# Help making function faster

In order to save memory in my computations I created a module with array wrappers (named TransformableFields) and in-place rfft! and irfft!.
The module can be found here InPlaceRealFFT.jl. There is no dependencies, so It can be just copied and one is able to use it.
I am using fft’s to compute derivates (among other things), but the inplace version is given much slower results. Here is a sample code

``````using InPlaceRealFFT

function rfftfreq(n::I,s::R) where {I<:Integer,R<:Real}
d = 2π*s/n
[(n/2 - i)/(d*n) for i = n/2:-1:0]
end

function dx(field::A,len::Float64,n=1::Int) where {T<:Union{Float32,Float64},A<:AbstractArray{T,3}}
nx,ny,nz = size(field)
fieldhat = rfft(field,1)
kim = (rfftfreq(nx,len) .* im) .^ n

for j = 1:ny
for i = 1:length(kim)
@inbounds fieldhat[i,j,l] = fieldhat[i,j,l]*kim[i]
end
end
end
return irfft(fieldhat,nx,1)
end

function dx!(field::TransformableField{T,3},len::T,n=1::Int) where T<:Union{Float64,Float32}

nx,ny,nz = size(field.r)

rfft!(field,1)

kim = (rfftfreq(nx,len) .* im) .^ n
fieldhat = field.c
nx,ny,nz = size(field)
for j = 1:ny
for i = 1:nx
@inbounds fieldhat[i,j,l] = fieldhat[i,j,l]*kim[i]
end
end
end
return irfft!(field,1)
end

lx=1.0;
a = randt(1024,512,512); # randomly generated TransformableField
b = copy(a.r); # b Simple Array
@time c = dx(b,lx);
@time dx!(a,lx);
``````

If I run this script I have the following output:

``````21.337080 seconds (1.60 M allocations: 4.088 GiB, 2.14% gc time)
93.240138 seconds (777.40 M allocations: 27.121 GiB, 3.63% gc time)
``````

It seems to me that `dx!` is spending most of the time in the for loop. I can’t figure out why that is allocating so much.
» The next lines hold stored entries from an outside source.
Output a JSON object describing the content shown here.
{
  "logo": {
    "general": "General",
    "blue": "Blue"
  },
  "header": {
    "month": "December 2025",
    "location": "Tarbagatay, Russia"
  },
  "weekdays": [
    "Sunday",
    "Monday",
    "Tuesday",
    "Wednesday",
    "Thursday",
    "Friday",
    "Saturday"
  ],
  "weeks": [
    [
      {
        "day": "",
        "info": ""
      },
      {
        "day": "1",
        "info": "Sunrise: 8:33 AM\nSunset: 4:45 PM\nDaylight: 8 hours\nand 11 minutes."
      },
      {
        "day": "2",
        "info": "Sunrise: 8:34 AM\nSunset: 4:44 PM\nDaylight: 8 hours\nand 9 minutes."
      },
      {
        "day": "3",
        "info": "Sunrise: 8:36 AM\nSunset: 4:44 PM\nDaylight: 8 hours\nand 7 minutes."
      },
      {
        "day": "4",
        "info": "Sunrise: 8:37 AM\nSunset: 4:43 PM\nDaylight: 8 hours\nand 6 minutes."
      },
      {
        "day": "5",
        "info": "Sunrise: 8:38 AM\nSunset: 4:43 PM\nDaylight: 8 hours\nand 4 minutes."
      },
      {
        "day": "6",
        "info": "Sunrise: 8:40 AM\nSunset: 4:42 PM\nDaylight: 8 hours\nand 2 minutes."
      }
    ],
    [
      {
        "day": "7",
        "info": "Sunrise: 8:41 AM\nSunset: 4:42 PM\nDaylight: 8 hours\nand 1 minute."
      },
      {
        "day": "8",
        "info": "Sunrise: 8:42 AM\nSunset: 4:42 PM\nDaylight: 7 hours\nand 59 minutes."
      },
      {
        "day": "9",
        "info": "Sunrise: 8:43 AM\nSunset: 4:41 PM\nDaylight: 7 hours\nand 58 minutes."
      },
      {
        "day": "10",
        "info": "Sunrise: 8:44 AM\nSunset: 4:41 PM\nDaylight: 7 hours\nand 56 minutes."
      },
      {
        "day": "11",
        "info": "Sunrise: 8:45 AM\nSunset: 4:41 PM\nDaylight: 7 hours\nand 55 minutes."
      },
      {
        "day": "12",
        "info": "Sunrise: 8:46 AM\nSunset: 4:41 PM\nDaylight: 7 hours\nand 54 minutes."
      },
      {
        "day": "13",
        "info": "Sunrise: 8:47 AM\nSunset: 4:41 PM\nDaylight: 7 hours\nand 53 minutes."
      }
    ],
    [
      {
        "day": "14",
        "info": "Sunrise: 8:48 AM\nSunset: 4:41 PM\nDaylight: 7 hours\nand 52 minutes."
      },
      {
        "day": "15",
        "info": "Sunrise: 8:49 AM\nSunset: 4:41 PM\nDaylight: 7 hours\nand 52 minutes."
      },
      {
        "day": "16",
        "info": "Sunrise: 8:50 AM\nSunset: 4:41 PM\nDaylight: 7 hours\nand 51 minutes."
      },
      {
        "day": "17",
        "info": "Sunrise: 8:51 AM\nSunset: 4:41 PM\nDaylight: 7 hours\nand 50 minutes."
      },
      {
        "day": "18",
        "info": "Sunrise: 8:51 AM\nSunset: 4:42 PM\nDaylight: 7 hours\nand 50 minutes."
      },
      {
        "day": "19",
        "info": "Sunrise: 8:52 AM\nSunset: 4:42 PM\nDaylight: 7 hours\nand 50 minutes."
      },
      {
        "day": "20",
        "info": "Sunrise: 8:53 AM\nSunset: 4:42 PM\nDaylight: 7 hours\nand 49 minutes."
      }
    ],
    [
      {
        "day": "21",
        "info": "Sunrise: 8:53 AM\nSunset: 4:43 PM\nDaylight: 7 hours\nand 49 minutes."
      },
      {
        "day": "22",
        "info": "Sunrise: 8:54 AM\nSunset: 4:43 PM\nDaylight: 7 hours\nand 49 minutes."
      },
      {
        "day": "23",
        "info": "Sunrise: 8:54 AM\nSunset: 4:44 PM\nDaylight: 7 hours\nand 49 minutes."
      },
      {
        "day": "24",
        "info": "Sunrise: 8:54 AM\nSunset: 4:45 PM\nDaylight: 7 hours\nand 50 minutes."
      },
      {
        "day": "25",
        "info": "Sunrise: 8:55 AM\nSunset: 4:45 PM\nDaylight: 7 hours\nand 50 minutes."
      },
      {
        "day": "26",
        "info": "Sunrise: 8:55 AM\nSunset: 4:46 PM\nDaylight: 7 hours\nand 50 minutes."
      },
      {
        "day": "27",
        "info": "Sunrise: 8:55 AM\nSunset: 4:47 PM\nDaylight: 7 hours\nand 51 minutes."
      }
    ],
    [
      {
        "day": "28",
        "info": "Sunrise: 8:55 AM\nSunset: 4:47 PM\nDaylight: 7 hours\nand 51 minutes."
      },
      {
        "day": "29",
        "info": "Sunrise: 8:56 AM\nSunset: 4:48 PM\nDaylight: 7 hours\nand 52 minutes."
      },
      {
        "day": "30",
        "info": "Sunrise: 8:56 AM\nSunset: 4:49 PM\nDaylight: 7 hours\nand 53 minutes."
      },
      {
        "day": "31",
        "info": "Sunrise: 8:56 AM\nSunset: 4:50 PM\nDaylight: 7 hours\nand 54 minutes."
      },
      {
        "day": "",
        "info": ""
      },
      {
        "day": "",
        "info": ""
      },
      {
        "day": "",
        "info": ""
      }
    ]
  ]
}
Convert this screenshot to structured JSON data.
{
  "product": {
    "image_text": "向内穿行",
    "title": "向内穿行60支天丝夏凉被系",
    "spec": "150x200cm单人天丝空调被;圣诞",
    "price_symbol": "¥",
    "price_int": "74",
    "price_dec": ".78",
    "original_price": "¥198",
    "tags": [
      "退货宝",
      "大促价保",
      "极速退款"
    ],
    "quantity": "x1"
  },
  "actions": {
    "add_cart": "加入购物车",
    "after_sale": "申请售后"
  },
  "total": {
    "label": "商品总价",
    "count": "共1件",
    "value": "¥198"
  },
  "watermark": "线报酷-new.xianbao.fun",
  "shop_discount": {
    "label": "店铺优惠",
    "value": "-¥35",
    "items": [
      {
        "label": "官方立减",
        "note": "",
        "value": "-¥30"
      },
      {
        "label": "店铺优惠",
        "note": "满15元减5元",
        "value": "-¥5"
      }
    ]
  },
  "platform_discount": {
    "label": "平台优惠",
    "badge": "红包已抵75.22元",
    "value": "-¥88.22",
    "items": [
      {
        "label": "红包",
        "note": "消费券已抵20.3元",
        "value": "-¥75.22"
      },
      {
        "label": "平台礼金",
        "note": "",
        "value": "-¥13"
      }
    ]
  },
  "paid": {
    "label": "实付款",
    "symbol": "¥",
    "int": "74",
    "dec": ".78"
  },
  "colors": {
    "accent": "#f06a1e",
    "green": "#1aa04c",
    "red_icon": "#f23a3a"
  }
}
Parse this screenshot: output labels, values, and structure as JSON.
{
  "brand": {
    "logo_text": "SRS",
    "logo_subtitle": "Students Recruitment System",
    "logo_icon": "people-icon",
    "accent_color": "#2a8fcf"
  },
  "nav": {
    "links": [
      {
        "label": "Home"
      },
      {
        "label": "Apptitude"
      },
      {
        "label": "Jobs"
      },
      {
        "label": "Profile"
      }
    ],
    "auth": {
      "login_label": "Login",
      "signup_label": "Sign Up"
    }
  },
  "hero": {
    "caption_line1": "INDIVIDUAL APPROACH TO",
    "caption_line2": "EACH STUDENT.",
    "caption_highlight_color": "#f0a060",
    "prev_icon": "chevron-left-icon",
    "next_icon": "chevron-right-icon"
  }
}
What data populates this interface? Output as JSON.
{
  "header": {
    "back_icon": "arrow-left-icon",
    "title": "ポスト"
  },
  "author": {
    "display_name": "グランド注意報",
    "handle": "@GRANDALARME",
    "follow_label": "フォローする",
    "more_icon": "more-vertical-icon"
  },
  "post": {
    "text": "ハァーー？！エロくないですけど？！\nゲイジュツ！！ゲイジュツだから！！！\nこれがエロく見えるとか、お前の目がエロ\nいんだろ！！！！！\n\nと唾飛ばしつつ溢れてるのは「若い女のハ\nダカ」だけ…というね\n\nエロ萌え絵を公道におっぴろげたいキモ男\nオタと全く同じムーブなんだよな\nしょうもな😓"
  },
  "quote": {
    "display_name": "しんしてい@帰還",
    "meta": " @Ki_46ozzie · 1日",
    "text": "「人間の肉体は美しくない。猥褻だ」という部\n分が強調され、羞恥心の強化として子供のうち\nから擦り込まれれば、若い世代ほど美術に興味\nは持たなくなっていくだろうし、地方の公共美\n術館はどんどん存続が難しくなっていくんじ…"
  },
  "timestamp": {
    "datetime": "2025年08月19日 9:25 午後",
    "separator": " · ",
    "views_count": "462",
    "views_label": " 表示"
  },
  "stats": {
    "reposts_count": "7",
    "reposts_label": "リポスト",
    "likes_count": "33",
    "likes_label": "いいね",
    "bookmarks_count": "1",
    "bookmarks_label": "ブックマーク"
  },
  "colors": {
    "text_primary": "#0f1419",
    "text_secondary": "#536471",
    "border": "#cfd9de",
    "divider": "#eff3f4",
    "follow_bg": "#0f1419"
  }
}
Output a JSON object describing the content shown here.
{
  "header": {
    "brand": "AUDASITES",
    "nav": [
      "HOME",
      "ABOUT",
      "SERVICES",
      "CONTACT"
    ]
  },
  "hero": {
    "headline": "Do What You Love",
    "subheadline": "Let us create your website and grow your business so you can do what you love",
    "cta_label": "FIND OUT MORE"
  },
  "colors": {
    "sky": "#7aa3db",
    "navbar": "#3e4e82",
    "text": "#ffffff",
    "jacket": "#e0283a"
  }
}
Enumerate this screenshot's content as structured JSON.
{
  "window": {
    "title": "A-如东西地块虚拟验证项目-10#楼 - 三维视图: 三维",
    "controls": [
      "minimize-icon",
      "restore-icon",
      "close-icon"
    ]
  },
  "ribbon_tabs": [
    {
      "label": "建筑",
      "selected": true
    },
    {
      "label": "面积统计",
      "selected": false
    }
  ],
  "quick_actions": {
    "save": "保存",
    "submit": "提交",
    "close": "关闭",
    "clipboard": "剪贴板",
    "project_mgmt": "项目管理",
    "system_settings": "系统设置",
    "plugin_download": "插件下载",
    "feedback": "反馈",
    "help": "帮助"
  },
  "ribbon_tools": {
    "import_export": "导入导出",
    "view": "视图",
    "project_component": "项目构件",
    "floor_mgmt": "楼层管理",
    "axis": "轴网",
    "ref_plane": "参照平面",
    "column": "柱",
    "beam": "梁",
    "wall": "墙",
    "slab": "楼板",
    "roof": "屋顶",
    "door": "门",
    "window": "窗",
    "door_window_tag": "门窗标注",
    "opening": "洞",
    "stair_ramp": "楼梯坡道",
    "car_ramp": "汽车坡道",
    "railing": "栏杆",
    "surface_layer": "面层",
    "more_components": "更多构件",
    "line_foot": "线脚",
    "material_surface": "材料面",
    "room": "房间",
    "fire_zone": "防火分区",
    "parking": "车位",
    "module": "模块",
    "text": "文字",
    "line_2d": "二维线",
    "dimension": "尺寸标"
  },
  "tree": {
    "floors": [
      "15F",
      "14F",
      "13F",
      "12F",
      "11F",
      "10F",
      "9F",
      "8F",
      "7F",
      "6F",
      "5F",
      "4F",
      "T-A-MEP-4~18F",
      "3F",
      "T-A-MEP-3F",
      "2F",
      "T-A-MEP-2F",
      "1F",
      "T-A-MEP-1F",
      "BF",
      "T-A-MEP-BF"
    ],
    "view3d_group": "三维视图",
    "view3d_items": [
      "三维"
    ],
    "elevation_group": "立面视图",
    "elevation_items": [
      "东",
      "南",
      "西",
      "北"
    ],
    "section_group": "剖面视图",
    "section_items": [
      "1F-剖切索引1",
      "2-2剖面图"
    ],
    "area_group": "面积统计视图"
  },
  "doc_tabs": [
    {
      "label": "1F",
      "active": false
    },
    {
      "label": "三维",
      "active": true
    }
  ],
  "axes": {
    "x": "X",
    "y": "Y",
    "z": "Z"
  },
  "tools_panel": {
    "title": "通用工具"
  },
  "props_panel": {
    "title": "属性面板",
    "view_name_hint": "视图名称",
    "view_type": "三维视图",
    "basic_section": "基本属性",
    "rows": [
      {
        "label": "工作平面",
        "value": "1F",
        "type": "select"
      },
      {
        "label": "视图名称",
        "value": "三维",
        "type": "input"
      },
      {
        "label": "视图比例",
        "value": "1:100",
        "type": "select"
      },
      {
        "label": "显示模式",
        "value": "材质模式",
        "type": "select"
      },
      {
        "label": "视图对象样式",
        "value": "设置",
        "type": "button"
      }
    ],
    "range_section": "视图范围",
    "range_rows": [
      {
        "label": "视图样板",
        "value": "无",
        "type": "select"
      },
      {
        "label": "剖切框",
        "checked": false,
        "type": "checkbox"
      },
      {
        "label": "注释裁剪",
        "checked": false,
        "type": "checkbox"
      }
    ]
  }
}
Probably both functions can be optimised, but I expected that they would give similar results the way they are written now.

This was run using Julia 0.6rc1.

The issue appears to be due to the behavior of threads in 0.6. I’ve had a similar problem (see Multithreading performance regressions in 0.6?). You can solve this by wrapping the threaded loop in its own function and calling that. Doing that I get `dx!` to be about twice as fast as `dx`.

Also you should run each function once before timing it or you will include the compilation time that only occurs on the first run.

1 Like

The code that is profiled is inside a function?

1 Like

Thank you, that was it. I also get `dx!` to be about twice as fast as `dx` now.